Code Samples and Tutorials
In 2022 we rewrote or created many major code samples in order to take advantage of Akka.Hosting and other best practices:
- https://github.com/petabridge/akkadotnet-code-samples
- https://github.com/petabridge/AkkaDotNet.LargeNetworkTests
- https://github.com/petabridge/kinesis-sample
- https://github.com/petabridge/azure-app-service-akkadotnet
- https://github.com/petabridge/azure-container-app-akkadotnet
We didn’t touch Akka.NET Bootcamp or our clustering tutorial much - those will need to be revisited and updated to incorporate new practices such as Akka.Hosting in 2023.
Akka.NET Community Standups
One of the major marketing undertakings for 2022 was the restoration of our Akka.NET Community Standups, which we launched around March of 2022.
In all, we successfully produced 10 Community Standups, 7 of which featured a third party Show and Tell presentations about the speakers’ production use of Akka.NET.
This was a huge get for the Akka.NET community - in the span of one year we produced more testimonials from users than we had done in all of the years prior.

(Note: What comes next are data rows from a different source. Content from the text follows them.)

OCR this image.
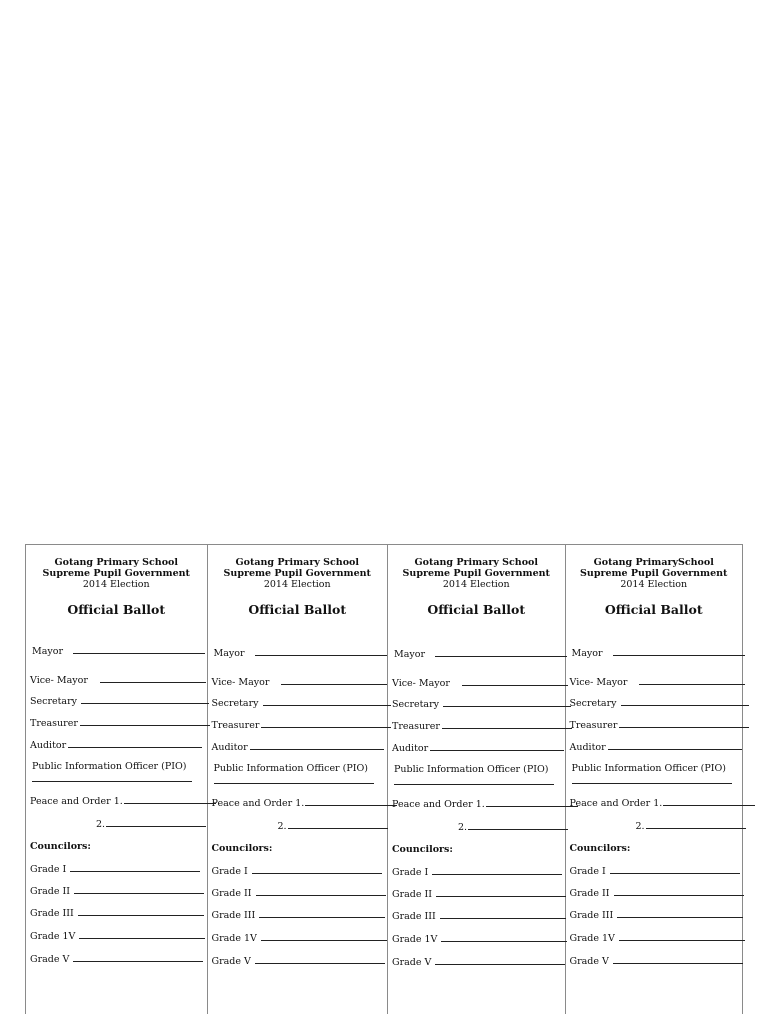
Gotang Primary School
Supreme Pupil Government
2014 Election
Official Ballot
Mayor
Vice- Mayor
Secretary
Treasurer
Auditor
Public Information Officer (PIO)
Peace and Order 1.
2.
Councilors:
Grade I
Grade II
Grade III
Grade 1V
Grade V
Gotang Primary School
Supreme Pupil Government
2014 Election
Official Ballot
Mayor
Vice- Mayor
Secretary
Treasurer
Auditor
Public Information Officer (PIO)
Peace and Order 1.
2.
Councilors:
Grade I
Grade II
Grade III
Grade 1V
Grade V
Gotang Primary School
Supreme Pupil Government
2014 Election
Official Ballot
Mayor
Vice- Mayor
Secretary
Treasurer
Auditor
Public Information Officer (PIO)
Peace and Order 1.
2.
Councilors:
Grade I
Grade II
Grade III
Grade 1V
Grade V
Gotang PrimarySchool
Supreme Pupil Government
2014 Election
Official Ballot
Mayor
Vice- Mayor
Secretary
Treasurer
Auditor
Public Information Officer (PIO)
Peace and Order 1.
2.
Councilors:
Grade I
Grade II
Grade III
Grade 1V
Grade V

Sharing begets more sharing - the standups have really been a great opportunity for the sharing of knowledge between Akka.NET users.
Akka.NET in 2023
So what’s coming up in 2023 for Akka.NET?
- Splitting Akka.NET v1.5 into two releases: 1.5 and 1.6.
- 1.5 will be ready to ship before the end of February, 2023.
- 1.6 will contain some of the key performance changes - Artery, new serialization system, and dispatcher upgrades. No timeframe for that release yet.
- We want to get 1.5 out the door now with the key upgrades that have already been tested and validated, such as the Akka.Cluster.Sharding improvements and CQRS support for Akka.Persistence. Hence the split: don’t block ready features because of yet-to-be-developed ones.
- Maker bigger bets on core architecture changes - as we saw with the engineering work on Akka.NET v1.4, clever engineering improvements can only get us so far. We have to make bigger, more aggressive bets on architectural changes to achieve more in 2023.
- Sharpen the saw - revisit all of our previous courses, samples, and tutorials and update them to use modern Akka.NET best practices such as Akka.Hosting and Akka.Management. We’ve already updated Cluster.WebCrawler to do this, for instance. We should do the same to Akka.NET Bootcamp, our training courses, the official website documentation, and more.
If you want to hear more about our plans for Akka.NET v1.5 and v1.6, we covered this in detail during our January, 2023 Akka.NET Community Standup.